Auction and Tender methods are frequently used for disposal of scrap. Parties in both the cases are normally required to inspect the scrap in the scrap yard and deposit earnest money. Very often the company insists on a basic price depending upon the category of scrap. The disposal section works, in this aspect, in close coordination with the finance department. In many cases the disposal section may try to enter into a long-term contact with end-users such as steel plants.

Many companies have found to their displeasure scrapped components appearing in the market and competing with their parts as ‘original equipment’. This is the price which organizations pay for not dismantling and disfiguring the scrap before disposal. Automobile spare parts and bearings especially are prone to such dangers. For this purpose some organizations go to the extent of requesting vehicle users to demolish filters and plugs before scrapping them. This is very important aspect.

In view of the paucity of raw materials and shortage of credit, it is necessary that optimum usage of materials is made and funds tied up in obsolete surplus and scrap items minimized. This is only possible when top management shows commitment and support. The employees of the organizations are naturally the best people to suggest improvements in materials, processes and new end users for scrap. It is they who can minimize the accumulation of scrap through coordination.

Therefore, top management should work out formal reward systems to promote employee participation in this matter. A few organizations have suggestion box schemes which pay rich dividends to the organization. Employees, too get rewards and recognition in the process.

Following are the reasons for the generation and accumulation of obsolete, surplus and scrap items:

  • Changes in product design: This may lead to some items getting invalid so far as the final product is concerned.
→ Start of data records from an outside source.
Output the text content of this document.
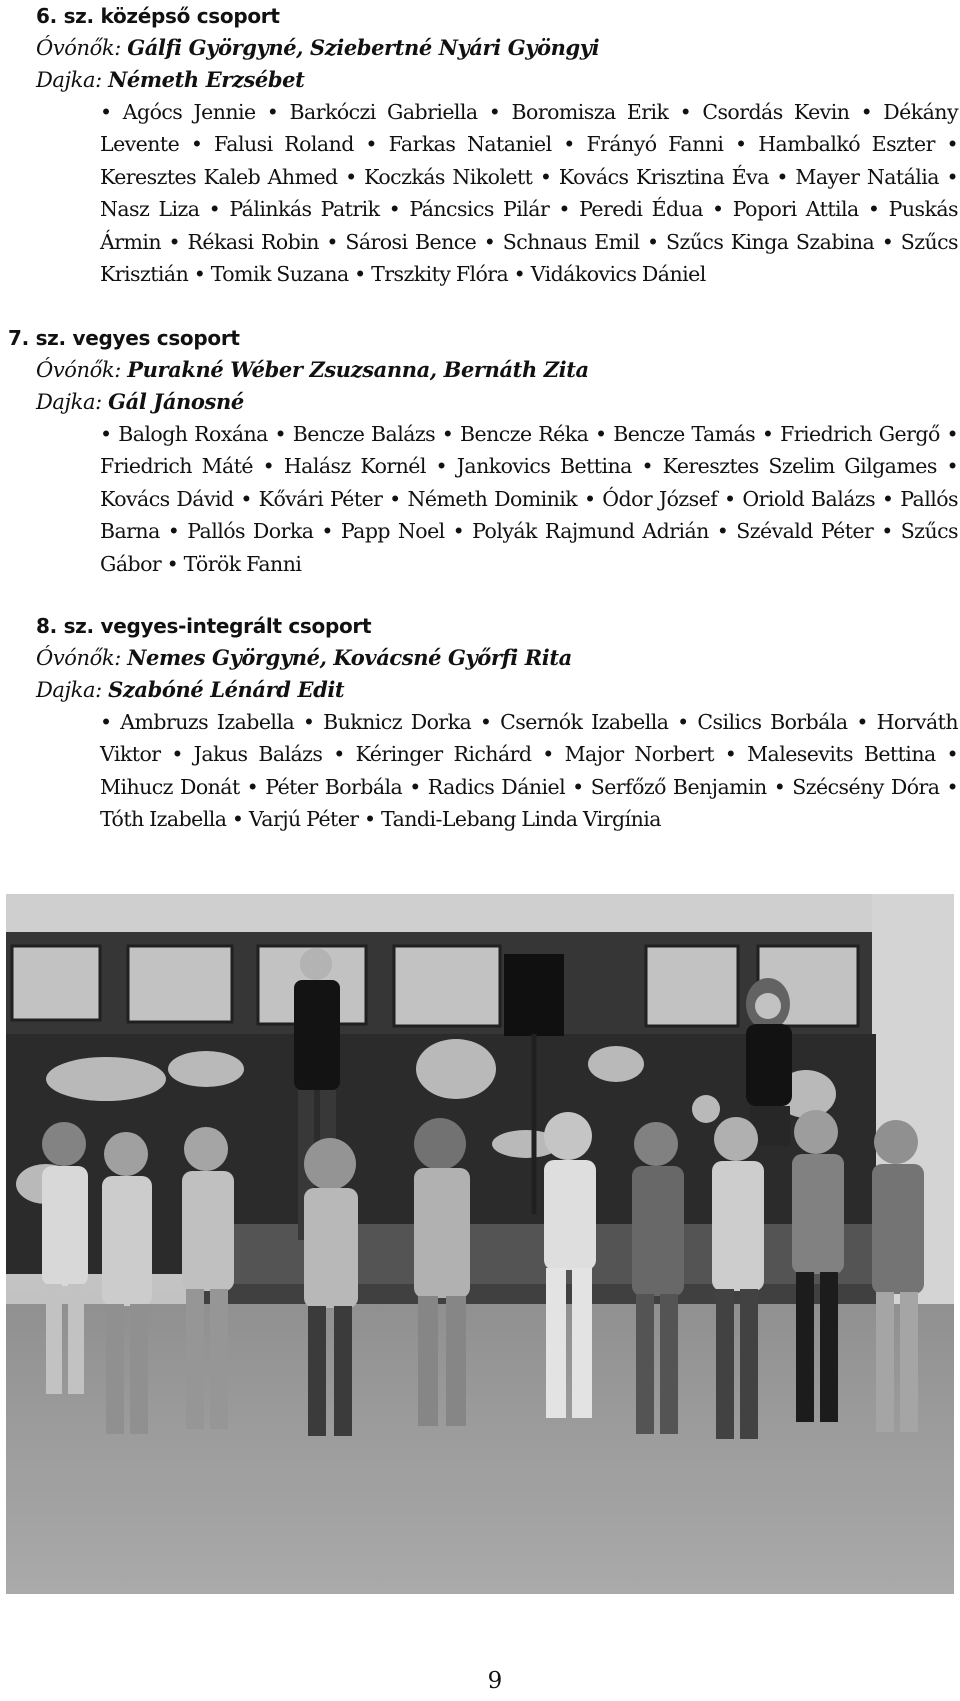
6. sz. középső csoport
Óvónők: Gálfi Györgyné, Sziebertné Nyári Gyöngyi
Dajka: Németh Erzsébet
• Agócs Jennie • Barkóczi Gabriella • Boromisza Erik • Csordás Kevin • Dékány Levente • Falusi Roland • Farkas Nataniel • Frányó Fanni • Hambalkó Eszter • Keresztes Kaleb Ahmed • Koczkás Nikolett • Kovács Krisztina Éva • Mayer Natália • Nasz Liza • Pálinkás Patrik • Páncsics Pilár • Peredi Édua • Popori Attila • Puskás Ármin • Rékasi Robin • Sárosi Bence • Schnaus Emil • Szűcs Kinga Szabina • Szűcs Krisztián • Tomik Suzana • Trszkity Flóra • Vidákovics Dániel
7. sz. vegyes csoport
Óvónők: Purakné Wéber Zsuzsanna, Bernáth Zita
Dajka: Gál Jánosné
• Balogh Roxána • Bencze Balázs • Bencze Réka • Bencze Tamás • Friedrich Gergő • Friedrich Máté • Halász Kornél • Jankovics Bettina • Keresztes Szelim Gilgames • Kovács Dávid • Kővári Péter • Németh Dominik • Ódor József • Oriold Balázs • Pallós Barna • Pallós Dorka • Papp Noel • Polyák Rajmund Adrián • Szévald Péter • Szűcs Gábor • Török Fanni
8. sz. vegyes-integrált csoport
Óvónők: Nemes Györgyné, Kovácsné Győrfi Rita
Dajka: Szabóné Lénárd Edit
• Ambruzs Izabella • Buknicz Dorka • Csernók Izabella • Csilics Borbála • Horváth Viktor • Jakus Balázs • Kéringer Richárd • Major Norbert • Malesevits Bettina • Mihucz Donát • Péter Borbála • Radics Dániel • Serfőző Benjamin • Szécsény Dóra • Tóth Izabella • Varjú Péter • Tandi-Lebang Linda Virgínia
9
Hence, the entire stock of such items as surplus obsolete.
  • Rationalization: Sometimes raw materials are renationalized so as to minimize variety and simplify procurement. The rationalization process renders some items as surplus or obsolete.
  • Cannibalization: When a machine breakdown occurs, sometimes it is rectified using parts of an identical machine which is not functioning due to various reasons. This process of ‘cannibalization’ is not uncommon in many project-based industries. When continued unchecked, this results in obsolete and scrap items.
  • Faulty planning and forecasting: The marketing department may have projected a sales forecast which might be on the higher side. Any material planning has to be based on sales forecasts and this could result in surplus items. Wrong indenting by the user departments also leads to accumulation.
  • Faulty purchase practices: Sub-optimizing decisions like buying in bulk to take care of discounts and transportation economy without taking into account factors such as, shelf life, storage space requirements and technological changes once again lead to the accumulation of surplus and obsolete stocks.
  • Other causes: Many items are held as insurable spares for many years without any consumption. Faulty store-keeping methods, without adequate preservation, lead to spoilage. Inferior materials handling, improper codification and poor manufacturing methods also result in obsolete, surplus and scrap items. Poor maintenance of machine tools may result in excessive tools wear and greater process scrap.